Burada 100 yerli teknoloji girişimi ile 100 tane de bizzat bizim davet edeceğimiz bölge ülkelerden teknoloji girişimi Türkiye’den ve yurtdışından yatırımcılarla buluşacak. Buraya davet ettiğimiz yüz teknoloji girişiminden beşinin merkezini Türkiye’ye taşımasını hedefliyoruz. Türkiye’deki yatırımcıyla buluşsun, girişimini henüz başlangıç aşamasında Türkiye’ye taşısın. İstanbul nasıl tarih boyunca bölge ticaretinin kalbi olduysa bugünden itibaren de bölgenin teknoloji girişimlerinin merkezi haline gelsin.

Dünyada duvarlar örülüyor.

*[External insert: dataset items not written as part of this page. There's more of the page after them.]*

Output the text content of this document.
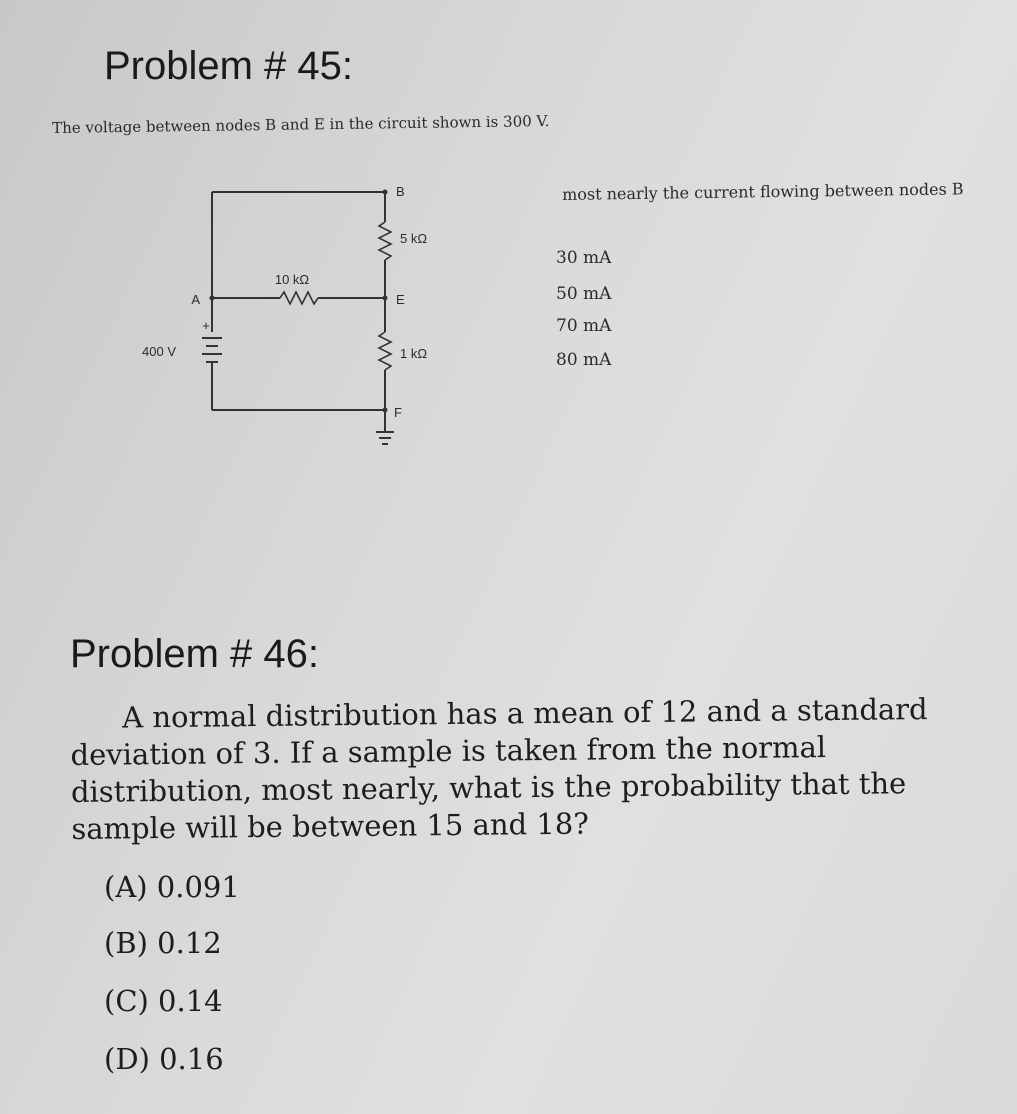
Problem # 45:
The voltage between nodes B and E in the circuit shown is 300 V.
+
400 V
10 kΩ
A
B
5 kΩ
E
1 kΩ
F
most nearly the current flowing between nodes B
30 mA
50 mA
70 mA
80 mA
Problem # 46:
A normal distribution has a mean of 12 and a standard deviation of 3. If a sample is taken from the normal distribution, most nearly, what is the probability that the sample will be between 15 and 18?
(A) 0.091
(B) 0.12
(C) 0.14
(D) 0.16
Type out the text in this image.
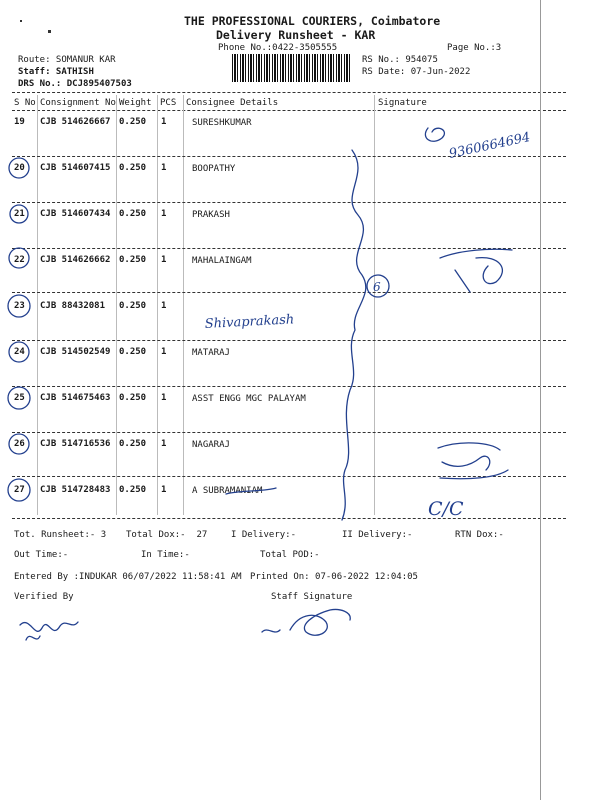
THE PROFESSIONAL COURIERS, Coimbatore
Delivery Runsheet - KAR
Phone No.:0422-3505555	Page No.:3
Route: SOMANUR KAR
Staff: SATHISH
DRS No.: DCJ895407503
RS No.: 954075
RS Date: 07-Jun-2022
S No Consignment No Weight PCS Consignee Details	Signature
19 CJB 514626667 0.250 1	SURESHKUMAR
20 CJB 514607415 0.250 1	BOOPATHY
21 CJB 514607434 0.250 1	PRAKASH
22 CJB 514626662 0.250 1	MAHALAINGAM
23 CJB 88432081 0.250 1
24 CJB 514502549 0.250 1	MATARAJ
25 CJB 514675463 0.250 1	ASST ENGG MGC PALAYAM
26 CJB 514716536 0.250 1	NAGARAJ
27 CJB 514728483 0.250 1	A SUBRAMANIAM
Tot. Runsheet:- 3 Total Dox:-  27	I Delivery:-	II Delivery:-	RTN Dox:-
Out Time:-	In Time:-	Total POD:-
Entered By :INDUKAR 06/07/2022 11:58:41 AM Printed On: 07-06-2022 12:04:05
Verified By	Staff Signature
9360664694
6
Shivaprakash
C/C
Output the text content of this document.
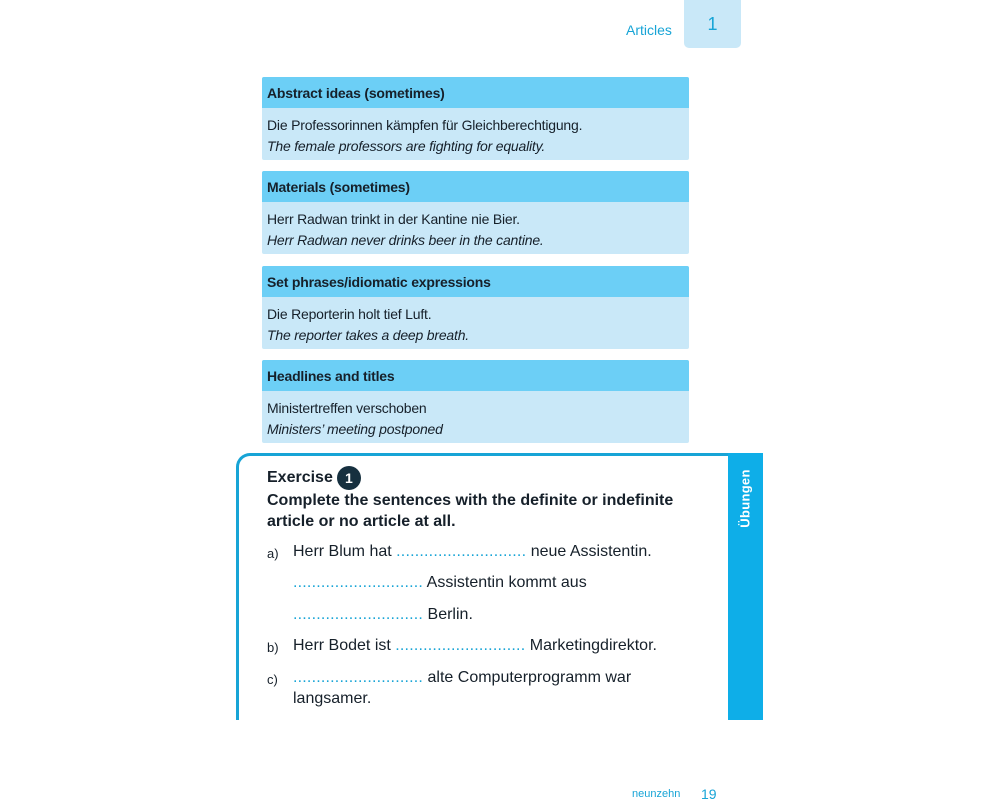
Articles 1
Abstract ideas (sometimes)
Die Professorinnen kämpfen für Gleichberechtigung.
The female professors are fighting for equality.
Materials (sometimes)
Herr Radwan trinkt in der Kantine nie Bier.
Herr Radwan never drinks beer in the cantine.
Set phrases/idiomatic expressions
Die Reporterin holt tief Luft.
The reporter takes a deep breath.
Headlines and titles
Ministertreffen verschoben
Ministers’ meeting postponed
Übungen
Exercise 1
Complete the sentences with the definite or indefinite article or no article at all.
a) Herr Blum hat ............................ neue Assistentin.
............................ Assistentin kommt aus
............................ Berlin.
b) Herr Bodet ist ............................ Marketingdirektor.
c) ............................ alte Computerprogramm war
langsamer.
neunzehn 19
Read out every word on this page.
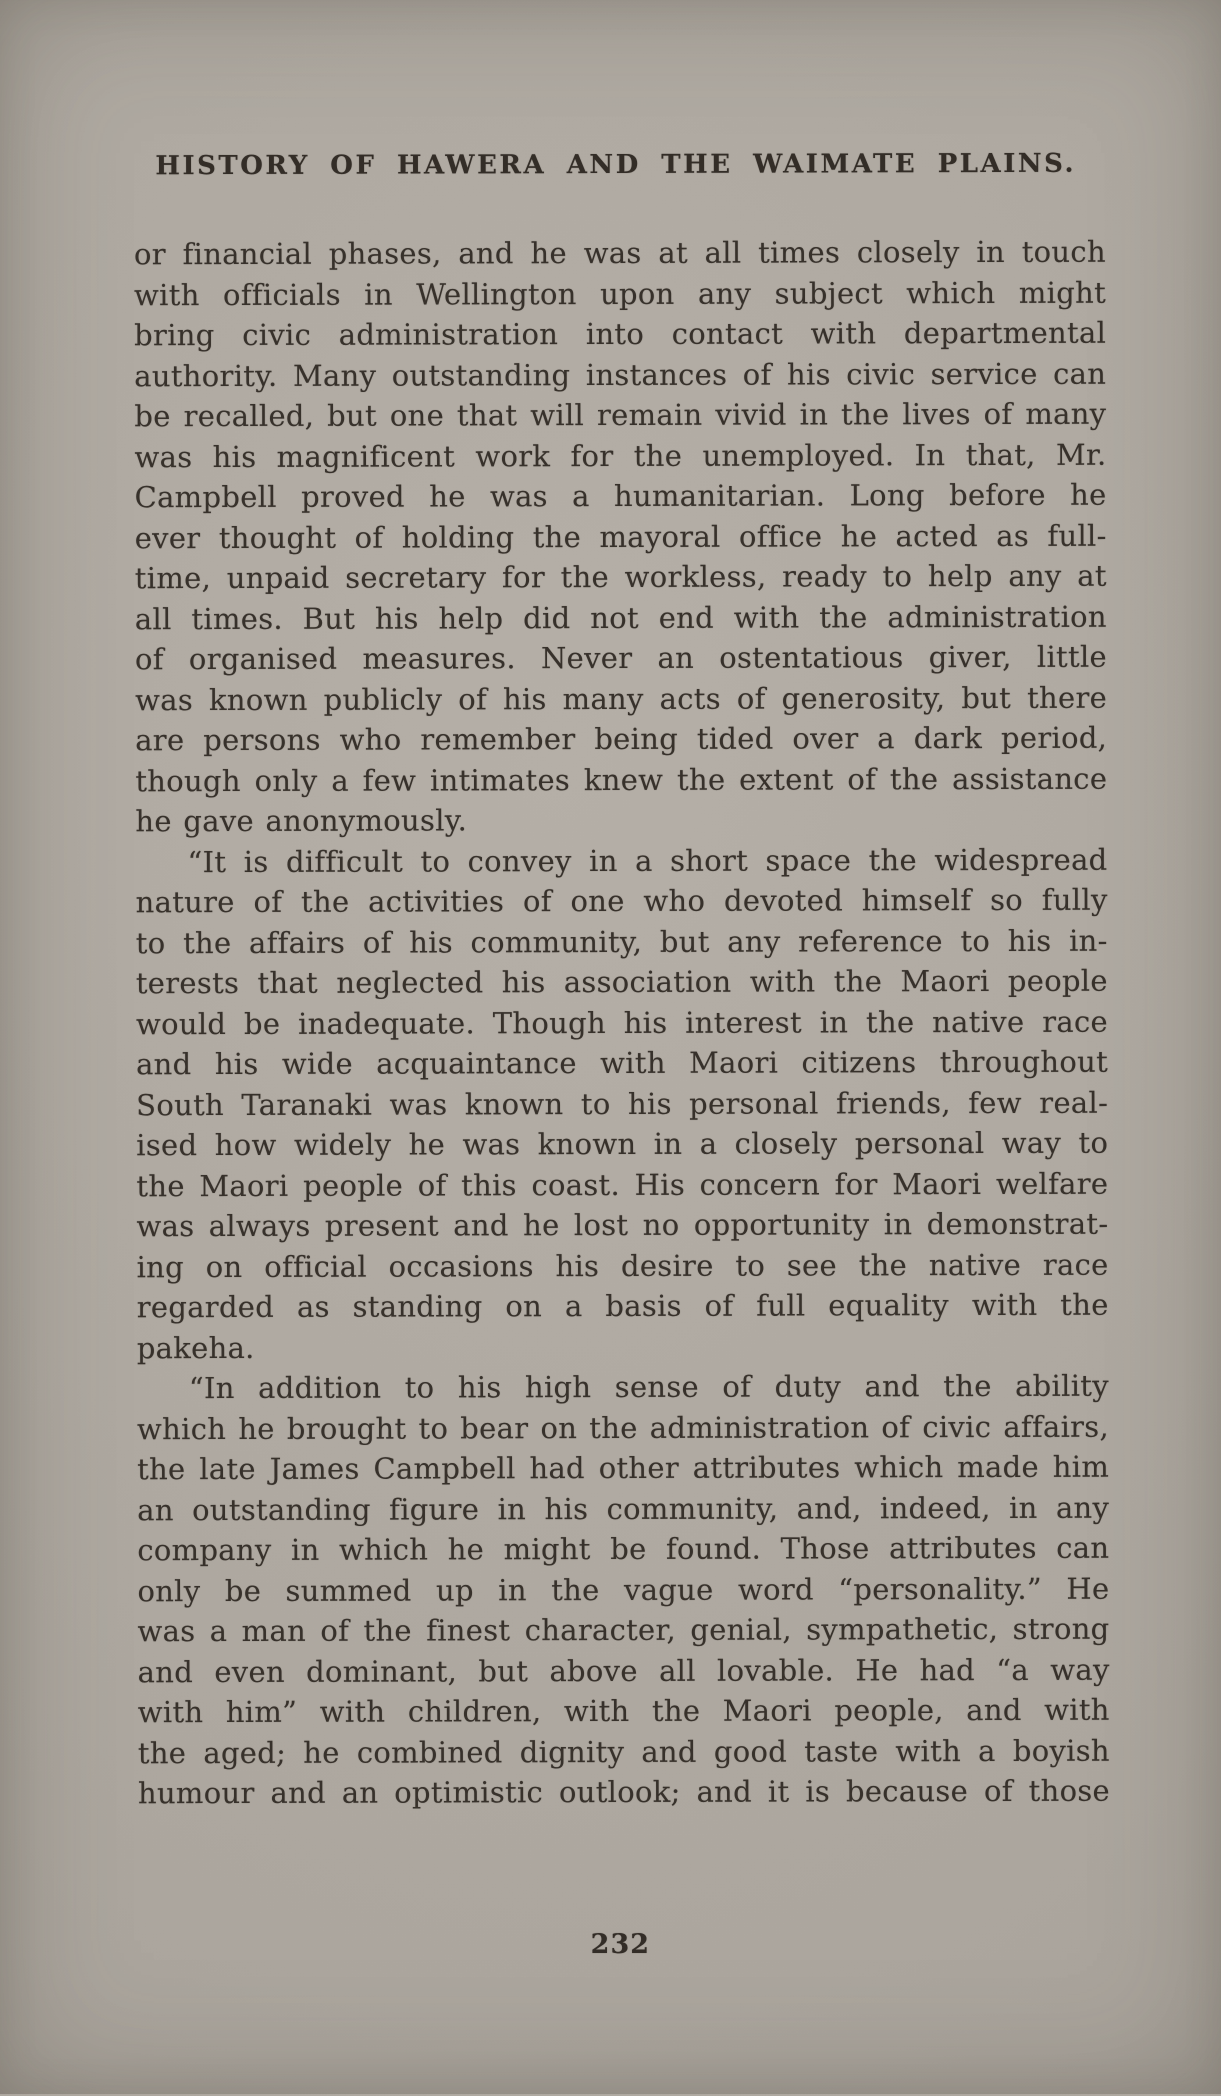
HISTORY OF HAWERA AND THE WAIMATE PLAINS.
or financial phases, and he was at all times closely in touch
with officials in Wellington upon any subject which might
bring civic administration into contact with departmental
authority. Many outstanding instances of his civic service can
be recalled, but one that will remain vivid in the lives of many
was his magnificent work for the unemployed. In that, Mr.
Campbell proved he was a humanitarian. Long before he
ever thought of holding the mayoral office he acted as full-
time, unpaid secretary for the workless, ready to help any at
all times. But his help did not end with the administration
of organised measures. Never an ostentatious giver, little
was known publicly of his many acts of generosity, but there
are persons who remember being tided over a dark period,
though only a few intimates knew the extent of the assistance
he gave anonymously.
“It is difficult to convey in a short space the widespread
nature of the activities of one who devoted himself so fully
to the affairs of his community, but any reference to his in-
terests that neglected his association with the Maori people
would be inadequate. Though his interest in the native race
and his wide acquaintance with Maori citizens throughout
South Taranaki was known to his personal friends, few real-
ised how widely he was known in a closely personal way to
the Maori people of this coast. His concern for Maori welfare
was always present and he lost no opportunity in demonstrat-
ing on official occasions his desire to see the native race
regarded as standing on a basis of full equality with the
pakeha.
“In addition to his high sense of duty and the ability
which he brought to bear on the administration of civic affairs,
the late James Campbell had other attributes which made him
an outstanding figure in his community, and, indeed, in any
company in which he might be found. Those attributes can
only be summed up in the vague word “personality.” He
was a man of the finest character, genial, sympathetic, strong
and even dominant, but above all lovable. He had “a way
with him” with children, with the Maori people, and with
the aged; he combined dignity and good taste with a boyish
humour and an optimistic outlook; and it is because of those
232
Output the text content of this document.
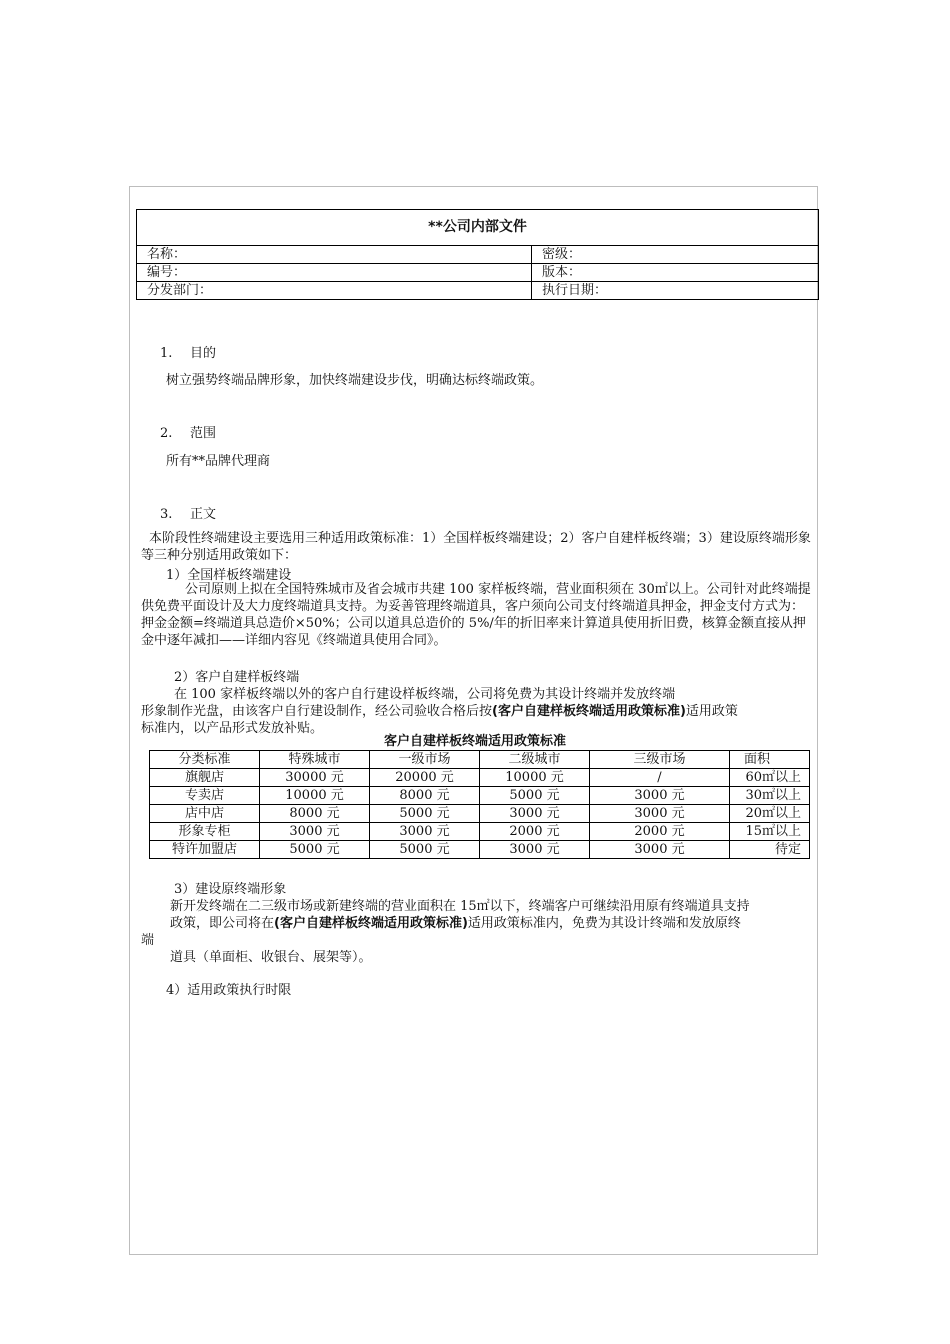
**公司内部文件	
名称：	密级：
编号：	版本：
分发部门：	执行日期：
1. 目的
树立强势终端品牌形象，加快终端建设步伐，明确达标终端政策。
2. 范围
所有**品牌代理商
3. 正文
本阶段性终端建设主要选用三种适用政策标准：1）全国样板终端建设；2）客户自建样板终端；3）建设原终端形象等三种分别适用政策如下：
1）全国样板终端建设
公司原则上拟在全国特殊城市及省会城市共建 100 家样板终端，营业面积须在 30㎡以上。公司针对此终端提供免费平面设计及大力度终端道具支持。为妥善管理终端道具，客户须向公司支付终端道具押金，押金支付方式为：押金金额=终端道具总造价×50%；公司以道具总造价的 5%/年的折旧率来计算道具使用折旧费，核算金额直接从押金中逐年减扣——详细内容见《终端道具使用合同》。
2）客户自建样板终端
在 100 家样板终端以外的客户自行建设样板终端，公司将免费为其设计终端并发放终端
形象制作光盘，由该客户自行建设制作，经公司验收合格后按(客户自建样板终端适用政策标准)适用政策
标准内，以产品形式发放补贴。
客户自建样板终端适用政策标准
分类标准	特殊城市	一级市场	二级城市	三级市场	面积
旗舰店	30000 元	20000 元	10000 元	/	60㎡以上
专卖店	10000 元	8000 元	5000 元	3000 元	30㎡以上
店中店	8000 元	5000 元	3000 元	3000 元	20㎡以上
形象专柜	3000 元	3000 元	2000 元	2000 元	15㎡以上
特许加盟店	5000 元	5000 元	3000 元	3000 元	待定
3）建设原终端形象
新开发终端在二三级市场或新建终端的营业面积在 15㎡以下，终端客户可继续沿用原有终端道具支持
政策，即公司将在(客户自建样板终端适用政策标准)适用政策标准内，免费为其设计终端和发放原终
端
道具（单面柜、收银台、展架等）。
4）适用政策执行时限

Bazı ülkelerdeki politikacıların nasıl dışlayıcı tutum içerisinde olduğunu da görüyoruz. Gazetelerde artık şöyle haberler okuyoruz; Afganistan’ın robot takımı ABD’deki yarışmaya vize alamadığı için katılamadı. Aynı takım başka bir yarışmada birinci olmuş. Biz Türkiye olarak öyle bir noktadayız ki bütün bölge ülkeleri için cazibe merkeziyiz. Kafkaslarda, Orta Asya’da, Ortadoğu’da, Kuzey Afrika’da her genç, her girişimci projesini İstanbul gibi bir yerde büyütmeyi tercih edebilir. Biz böyle bir imkâna sahibiz. Bizim bu imkânı ve enerjiyi hayata geçirmemiz lâzım. Dolayısıyla teknoloji girişimlerinin İstanbul’u küresel pazara eriştirebilmek adına bir kapı gibi görmelerini sağlamamız gerekiyor.TEKNOFEST’in uluslararası girişim zirvesi bunun öncüsü olacak.